M. H. Mazel retrace excellemment dans les lignes suivantes les trois phases de cette évolution : « Il y a quelque vingt ou trente ans, le domaine sociologique semblait être le fief des économistes, et ceux-ci se faisaient de leur science une idée singulièrement étroite. Cette étroitesse, on peut la deviner à la seule définition que l’on donnait alors de l’économie politique : la science de la richesse. La richesse était en voie de devenir une sorte d’idole à laquelle on sacrifiait l’homme ; sa production, fin unique des sociétés, devait être poussée à son maximum. Il y a non plus trente ans, mais cinq ou six seulement, le champ sociologique était devenu l’apanage des naturalistes ; le puissant mouvement d’idées produit par l’hypothèse évolutionniste avait eu son contre-coup dans les sciences sociales, et celles-ci, suivant le mot connu de Taine, se détachaient des spéculations métaphysiques pour se souder aux sciences naturelles. On n’entend plus alors s’entrechoquer les mots rente et valeur, libre-échange et protection, double étalon et simple étalon, mais les termes organisme, sélection, lutte pour la vie reviennent sans cesse ; les préoccupations d’hérédité, d’atavisme, de croisements et de retour au type deviennent dominantes ; chez les disciples appliqués, plus caractéristiques que les maîtres, la théorie devient tyrannique et toute différence s’efface entre les sociétés humaines et les sociétés animales. C’est dans ce milieu que M. Tarde vient d’élever la voix, et déjà son influence semble aussi décisive contre l’abus naturaliste que l’avait été celle de Le Play contre l’abus économiste. Lui aussi ne s’avise pourtant que d’une chose bien simple, à savoir que les hommes ne sont pas des anthropoïdes et que la Sociologie ne doit pas être l’étude seule des facteurs géographiques ou physiologiques, mais encore celle des facteurs moraux, l’influence de la nature ou de l’hérédité sur une société étant en somme moindre que l’action des individus qui la composent ou des autres sociétés qui l’avoisinent. En remplaçant, ou mieux en ajoutant aux causes climat et race les causes invention et imitation, il rendait à la Sociologie son indépendance comme aux sociétés humaines leur liberté[1]. »

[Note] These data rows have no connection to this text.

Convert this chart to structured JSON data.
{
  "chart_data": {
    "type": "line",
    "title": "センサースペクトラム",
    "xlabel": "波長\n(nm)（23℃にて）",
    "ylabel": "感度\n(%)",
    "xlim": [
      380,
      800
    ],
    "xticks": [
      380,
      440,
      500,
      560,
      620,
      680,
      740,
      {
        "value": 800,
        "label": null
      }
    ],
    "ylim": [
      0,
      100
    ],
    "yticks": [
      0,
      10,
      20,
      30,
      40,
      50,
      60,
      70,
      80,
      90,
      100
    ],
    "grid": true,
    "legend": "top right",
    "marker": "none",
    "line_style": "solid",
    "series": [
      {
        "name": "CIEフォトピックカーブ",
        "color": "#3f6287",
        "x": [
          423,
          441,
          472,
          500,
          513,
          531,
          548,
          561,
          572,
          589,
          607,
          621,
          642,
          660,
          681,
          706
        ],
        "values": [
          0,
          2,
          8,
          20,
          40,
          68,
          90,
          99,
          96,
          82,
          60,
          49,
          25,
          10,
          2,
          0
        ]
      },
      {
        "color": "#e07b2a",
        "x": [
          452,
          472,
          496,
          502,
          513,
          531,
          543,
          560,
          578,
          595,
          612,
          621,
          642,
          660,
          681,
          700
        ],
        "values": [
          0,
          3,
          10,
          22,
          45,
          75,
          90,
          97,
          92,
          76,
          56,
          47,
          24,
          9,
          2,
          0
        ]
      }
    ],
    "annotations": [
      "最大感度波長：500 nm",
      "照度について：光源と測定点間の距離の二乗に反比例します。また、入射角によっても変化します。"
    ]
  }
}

À l’heure présente, remarquons-le toutefois, les considérations économiques n’ont pas disparu. Elles dominent en particulier toute la sociologie socialiste. Mais en même temps sous l’influence de penseurs tels que MM. Tarde, Simmel, Sighele, Nordau, se dessine une orientation nettement psychologique. Ajoutons à ces influences celle de deux philosophes qui, bien que n’étant pas des sociologues proprement dits, ont apporté dans la critique des choses morales et sociales le plus pénétrant esprit d’analyse : Schopenhauer et Nietzche. L’influence de ce dernier en particulier s’est encore peu fait sentir en sociologie. Mais demain peut-être, en dépit de certaines idées rétrogrades[2] qui gâtent son œuvre, cet ennemi du dogmatisme sera-t-il, en raison même de son inspiration antidoctrinaire, un de ceux qui contribueront le plus à la rénovation d’une science où l’on a parfois trop dogmatisé.

H. Mazel,

La Synergie sociale,

p. 330.

Celles relatives au faux aristocratisme de Nietzche.

 

CHAPITRE IVLA MÉTHODE EN SOCIOLOGIE

La question de méthode est importante en toute science. Toutefois, en Sociologie, nous croyons qu’il ne faut pas exagérer cette importance. La raison en est que la Sociologie en est encore à sa période de formation, c’est-à-dire dans la période où le chercheur a le plus besoin de liberté. Il faut se garder des disciplines trop tyranniques et des règles trop minutieuses que certains sociologues ont cru devoir tracer.

Nous nous bornerons donc à quelques indications.

D’après ce que nous avons dit plus haut, il est clair que la méthode de la sociologie ne peut être la méthode à priori. Cette méthode pouvait être employée à une époque où la sociologie était subordonnée à la métaphysique ou à la morale. — Il n’en est plus ainsi aujourd’hui. Il ne peut être question ici que de la méthode d’observation avec les différents procédés qui la composent. Quant à l’application de cette méthode et à la mise en œuvre de ses procédés, elle doit rester l’affaire de chaque chercheur et peut se diversifier beaucoup suivant les problèmes étudiés.